I rolled my eyes. “Also, I was thinking…maybe I could do that figuring-out-my-life thing in Woodstone. If you’ll let me crash at your place.”

He blinked. “You’re serious?”

“Dead serious.”

He looked like he didn’t know whether to cry or kiss me. Instead of doing either, he asked, “Wait, you’re really okay? You’re not hurt?”

“My wrists are a little sore. That’s it.”

“Good,” he said, standing and pulling me with him.

He picked me up and spun me around, laughing like he’d been given the world. The rain came down harder, soaking us both, but neither of us cared.

When he finally set me down, my cheeks were flushed and my heart was racing.

“Ellie?” he said, his hands still around my waist.

“Yeah?”

“I’m gonna kiss you now.”

“As your real girlfriend?”

He grinned. “Hell yeah.”

Then, he kissed me, and it was everything. Honest and messy. Soaked in rain and long overdue. But it was ours. Finally, truly, completely ours.
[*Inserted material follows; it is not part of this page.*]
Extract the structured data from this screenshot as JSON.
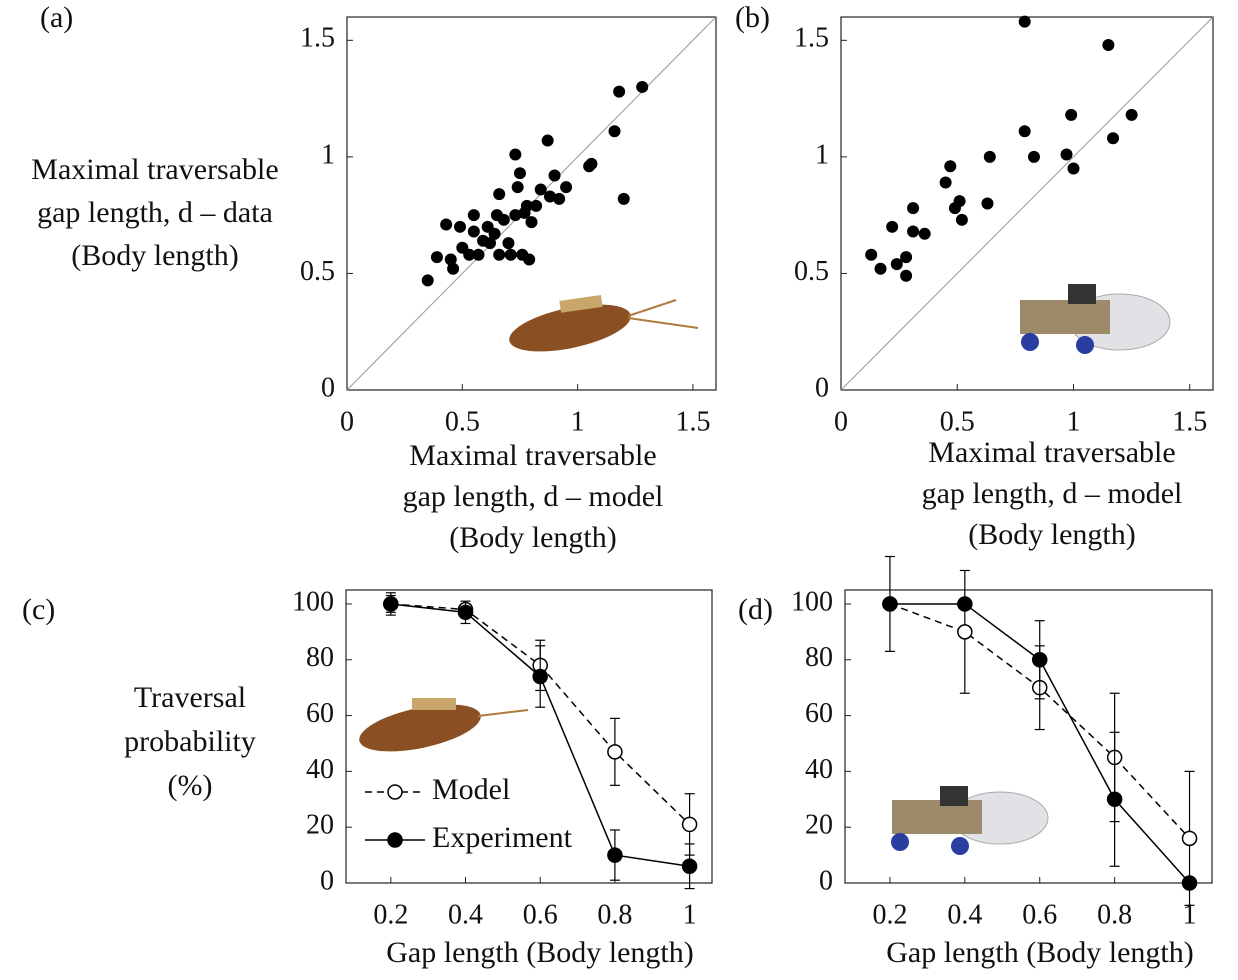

We stayed like that for a while, grinning like idiots, forehead to forehead, letting the rain do whatever it wanted. Then, Sawyer reached back and pulled out something from his wallet.

I squinted at it. “Is that—?”

He held it up between us. “The contract.”

Sure enough, it was the stupid napkin we’d scribbled on the day everything started, half-smudged now, a greasy coffee ring bleeding through the corner.

“You’ve had that in your wallet this whole time?” I asked.

“Obviously. I take all legally binding agreements very seriously.” He looked down at it for a second nostalgically and ripped it clean down the middle. “Contract terminated.”

I grinned. “Good.”

He tucked the torn halves into his pocket and looked back at me. “I think we should renegotiate.”

I tilted my head. “Oh yeah?”

“Yeah. New terms. Real dating. Equal partnership. No end date. And you still owe me that dinner date you paid twenty grand for.”

I leaned up to kiss him again. “Deal.”